Ulusal Güvenlik Konseyi'nin kararına rağmen Belçika makamları cihatçı annenin çocukların geri getirmek için adım atmadı.

Amina G.'nin annesi Rachma Ayad, ikisi de kız çocuğu olan torunlarının Türkiye'den getirilmesi için Belçika devleti aleyhine dava açtı.

Hükümet ise, çocukların ebeveynleri tarafından bu duruma düşürüldüğünü belirterek sorumluluğu aileye atıyor.

Belçika vatandaşı 28 yaşındaki Amina G., 5 yıl önce IŞİD'e katılmak için Suriye'ye gitti. Örgüt içinde yaptığı evlilik sonucu 2 ve 4 yaşlarında iki kızı oldu.

Amina G., 7 Ocak'ta Kayseri'de düzenlenen bir operasyon sonucu gözaltına alındı. "Terör örgütüne üye olduğu gerekçesiyle" 3 Nisan'da 10 yıl hapis cezasına çarptırıldı. Türk makamları, kız çocuklarının anne ile birlikte cezaevinde kalamayacağını belirtti.

Ancak Belçika makamlarının, ülkeye dönüş izni vermemesi üzerine iki kız çocuğu ortada kaldı. Amina G.'nin ailesi Kayseri'de bir daire kiralayarak, çocuklara kendi imkanlarıyla bakmaya çalışıyor.

Doğum belgeleri yok

Belçika Ulusal Güvenlik Konseyi'nin Aralık 2017'de aldığı karara göre, cihatçıların 10 yaşından küçük çocukları doğrudan ülkeye geri dönüş hakkına sahip.

Ancak, bu karara rağmen Belçika makamları Kayseri'deki iki çocuğun dönüşüne izin vermedi.

Çocuklar Suriye'de IŞİD'in egemenliğindeki bölgede doğduğu için, doğum belgeleri yok.

Bu nedenle seyahat belgesi verilemiyor. Belçika, çocukların Amina G,'den olduğuna dair DNA raporu istiyor.

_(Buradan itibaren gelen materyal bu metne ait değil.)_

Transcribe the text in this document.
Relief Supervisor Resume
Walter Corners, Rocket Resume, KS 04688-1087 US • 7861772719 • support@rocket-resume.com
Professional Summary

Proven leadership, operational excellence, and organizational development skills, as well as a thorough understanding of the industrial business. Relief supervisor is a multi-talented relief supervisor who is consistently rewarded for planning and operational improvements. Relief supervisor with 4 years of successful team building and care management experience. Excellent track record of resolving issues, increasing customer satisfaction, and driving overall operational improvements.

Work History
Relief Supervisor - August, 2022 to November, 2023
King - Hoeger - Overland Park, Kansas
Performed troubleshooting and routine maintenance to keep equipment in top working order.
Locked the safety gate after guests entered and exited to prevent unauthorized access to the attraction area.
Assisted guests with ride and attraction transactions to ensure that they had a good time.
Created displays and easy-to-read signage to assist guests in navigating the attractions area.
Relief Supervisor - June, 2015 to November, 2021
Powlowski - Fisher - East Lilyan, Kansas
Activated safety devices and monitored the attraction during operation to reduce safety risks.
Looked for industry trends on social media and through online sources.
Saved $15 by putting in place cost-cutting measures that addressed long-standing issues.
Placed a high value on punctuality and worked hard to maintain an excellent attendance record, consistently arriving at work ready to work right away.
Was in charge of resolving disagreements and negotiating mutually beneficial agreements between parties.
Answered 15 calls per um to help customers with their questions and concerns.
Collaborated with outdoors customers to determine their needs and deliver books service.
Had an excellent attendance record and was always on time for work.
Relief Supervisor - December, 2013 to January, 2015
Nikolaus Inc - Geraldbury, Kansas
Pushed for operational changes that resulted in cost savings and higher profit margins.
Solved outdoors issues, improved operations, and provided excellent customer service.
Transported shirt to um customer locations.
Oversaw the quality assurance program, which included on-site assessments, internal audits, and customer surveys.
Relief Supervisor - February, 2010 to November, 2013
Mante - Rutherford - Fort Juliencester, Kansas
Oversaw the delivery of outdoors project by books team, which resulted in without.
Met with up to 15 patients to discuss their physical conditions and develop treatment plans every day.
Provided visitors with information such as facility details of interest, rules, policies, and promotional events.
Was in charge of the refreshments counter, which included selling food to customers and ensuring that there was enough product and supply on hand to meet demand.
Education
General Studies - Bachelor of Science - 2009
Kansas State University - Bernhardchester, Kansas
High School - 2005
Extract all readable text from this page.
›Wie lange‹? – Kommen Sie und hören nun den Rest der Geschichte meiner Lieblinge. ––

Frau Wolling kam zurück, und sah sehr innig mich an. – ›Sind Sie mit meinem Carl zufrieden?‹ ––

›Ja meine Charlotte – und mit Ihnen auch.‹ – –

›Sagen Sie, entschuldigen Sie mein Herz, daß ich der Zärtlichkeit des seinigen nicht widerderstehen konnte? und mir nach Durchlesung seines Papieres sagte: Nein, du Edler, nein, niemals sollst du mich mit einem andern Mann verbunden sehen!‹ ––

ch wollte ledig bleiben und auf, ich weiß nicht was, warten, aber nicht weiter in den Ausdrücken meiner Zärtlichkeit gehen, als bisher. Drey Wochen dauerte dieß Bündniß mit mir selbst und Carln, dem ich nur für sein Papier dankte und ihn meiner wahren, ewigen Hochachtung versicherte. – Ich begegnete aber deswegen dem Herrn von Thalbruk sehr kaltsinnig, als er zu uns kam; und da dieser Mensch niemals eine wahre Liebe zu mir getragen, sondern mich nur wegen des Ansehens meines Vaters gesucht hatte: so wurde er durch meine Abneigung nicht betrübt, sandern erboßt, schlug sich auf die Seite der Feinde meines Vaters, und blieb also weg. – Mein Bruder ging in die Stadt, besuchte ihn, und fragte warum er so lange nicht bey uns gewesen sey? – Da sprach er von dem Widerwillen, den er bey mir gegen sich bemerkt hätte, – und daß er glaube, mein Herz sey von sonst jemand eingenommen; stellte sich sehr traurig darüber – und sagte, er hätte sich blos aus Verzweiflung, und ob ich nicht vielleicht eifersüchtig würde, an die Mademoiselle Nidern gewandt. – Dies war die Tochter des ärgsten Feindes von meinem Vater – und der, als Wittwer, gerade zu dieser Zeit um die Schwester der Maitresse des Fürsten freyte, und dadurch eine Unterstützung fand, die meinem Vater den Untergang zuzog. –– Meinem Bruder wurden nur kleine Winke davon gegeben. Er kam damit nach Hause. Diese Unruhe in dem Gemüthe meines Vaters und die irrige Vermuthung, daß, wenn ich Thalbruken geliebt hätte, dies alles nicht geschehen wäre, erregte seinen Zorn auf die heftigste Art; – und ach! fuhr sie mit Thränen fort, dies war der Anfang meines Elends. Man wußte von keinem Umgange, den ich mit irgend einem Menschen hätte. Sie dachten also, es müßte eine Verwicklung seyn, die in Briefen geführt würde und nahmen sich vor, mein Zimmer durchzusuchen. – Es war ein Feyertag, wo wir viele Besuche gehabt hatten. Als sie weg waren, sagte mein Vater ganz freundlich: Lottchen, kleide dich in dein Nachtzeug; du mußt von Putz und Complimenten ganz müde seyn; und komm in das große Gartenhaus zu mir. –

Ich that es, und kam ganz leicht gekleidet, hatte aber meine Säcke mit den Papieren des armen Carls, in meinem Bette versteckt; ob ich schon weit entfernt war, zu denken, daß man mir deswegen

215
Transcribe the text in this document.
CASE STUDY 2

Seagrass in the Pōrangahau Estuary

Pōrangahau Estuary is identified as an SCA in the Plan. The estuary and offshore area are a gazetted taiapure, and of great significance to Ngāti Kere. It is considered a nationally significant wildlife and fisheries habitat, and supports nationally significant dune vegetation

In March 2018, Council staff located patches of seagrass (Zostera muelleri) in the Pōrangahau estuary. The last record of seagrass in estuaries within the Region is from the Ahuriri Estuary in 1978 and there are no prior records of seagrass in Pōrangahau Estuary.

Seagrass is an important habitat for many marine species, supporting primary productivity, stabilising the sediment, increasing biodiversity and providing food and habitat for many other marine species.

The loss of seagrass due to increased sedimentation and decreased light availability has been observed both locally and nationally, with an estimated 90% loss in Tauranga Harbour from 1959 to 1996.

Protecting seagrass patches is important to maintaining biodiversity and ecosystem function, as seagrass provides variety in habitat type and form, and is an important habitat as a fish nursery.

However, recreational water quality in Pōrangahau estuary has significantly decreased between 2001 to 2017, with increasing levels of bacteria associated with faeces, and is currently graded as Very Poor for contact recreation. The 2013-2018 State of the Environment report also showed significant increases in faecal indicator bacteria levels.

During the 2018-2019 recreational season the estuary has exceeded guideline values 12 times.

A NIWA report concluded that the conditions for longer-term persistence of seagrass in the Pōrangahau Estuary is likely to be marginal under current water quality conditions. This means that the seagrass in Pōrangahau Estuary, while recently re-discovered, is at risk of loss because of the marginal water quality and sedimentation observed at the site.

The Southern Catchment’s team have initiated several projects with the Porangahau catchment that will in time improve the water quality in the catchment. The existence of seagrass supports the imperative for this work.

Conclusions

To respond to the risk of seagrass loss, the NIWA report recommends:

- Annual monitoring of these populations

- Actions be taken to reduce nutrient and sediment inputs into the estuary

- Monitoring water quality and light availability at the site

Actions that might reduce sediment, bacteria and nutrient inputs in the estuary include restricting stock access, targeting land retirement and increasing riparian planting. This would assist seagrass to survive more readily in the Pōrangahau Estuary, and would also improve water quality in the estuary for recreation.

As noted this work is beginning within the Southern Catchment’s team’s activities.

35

Ancak Türk Adalet Bakanlığı yetkilileri, cezaevindeki Amina G.'ye DNA testi yapılabilmesi için uluslararası hukuki yardım başvurusu gerektiğini bildirdi.

BBC'den Yusuf Özkan'ın haberine göre Amina G.'nin annesi Rachma Ayad'a göre, Belçika makamları aylardır bu başvuruyu yapmadı. Ayad, avukatı Muhammed Özdemir aracılığıyla Brüksel Mahkemesi'ne başvurarak, Belçika devleti aleyhine dava açtı.

Aile, seyahat izninin 1 ay içinde çıkmaması hakinde, çocuk başına her gün için 5 bin euro tazminat talep ediyor.

Avukat Özdemir, anneanneleri Rachma Ayad ile Türkiye'deki torunlarının DNA örneklerinin yüzde 99 uyuştuğunu söyledi. Özdemir, davayı bu DNA örneği ve Birleşmiş Milletler Çocuk Hakları Sözleşmesi'ne dayandırıyor.

Özdemir'e göre, iki kız çocuğunu her türlü ihmal ve kötü muameleye karşı korumak Belçika devletinin görevi.

Childe Focus adlı çocuk hakları örgütünün yöneticisi Heidi De Pauw, De Morgen gazetesine yaptığı açıklamada hükümetin tutumunu eleştirerek, "Çözüm mü arıyorlar bahane mi?" dedi

Belçika hükümeti ve Dışişleri Bakanı Didier Reynders, bu konu hakkında sessizliğini koruyor. İçişleri Bakanı Jan Jambon ise, uluslararası yasalar ve kurallara işaret ederek, "Bu çocuklar, bu duruma kendi ebeveynleri tarafından düşürüldü" diye konuştu.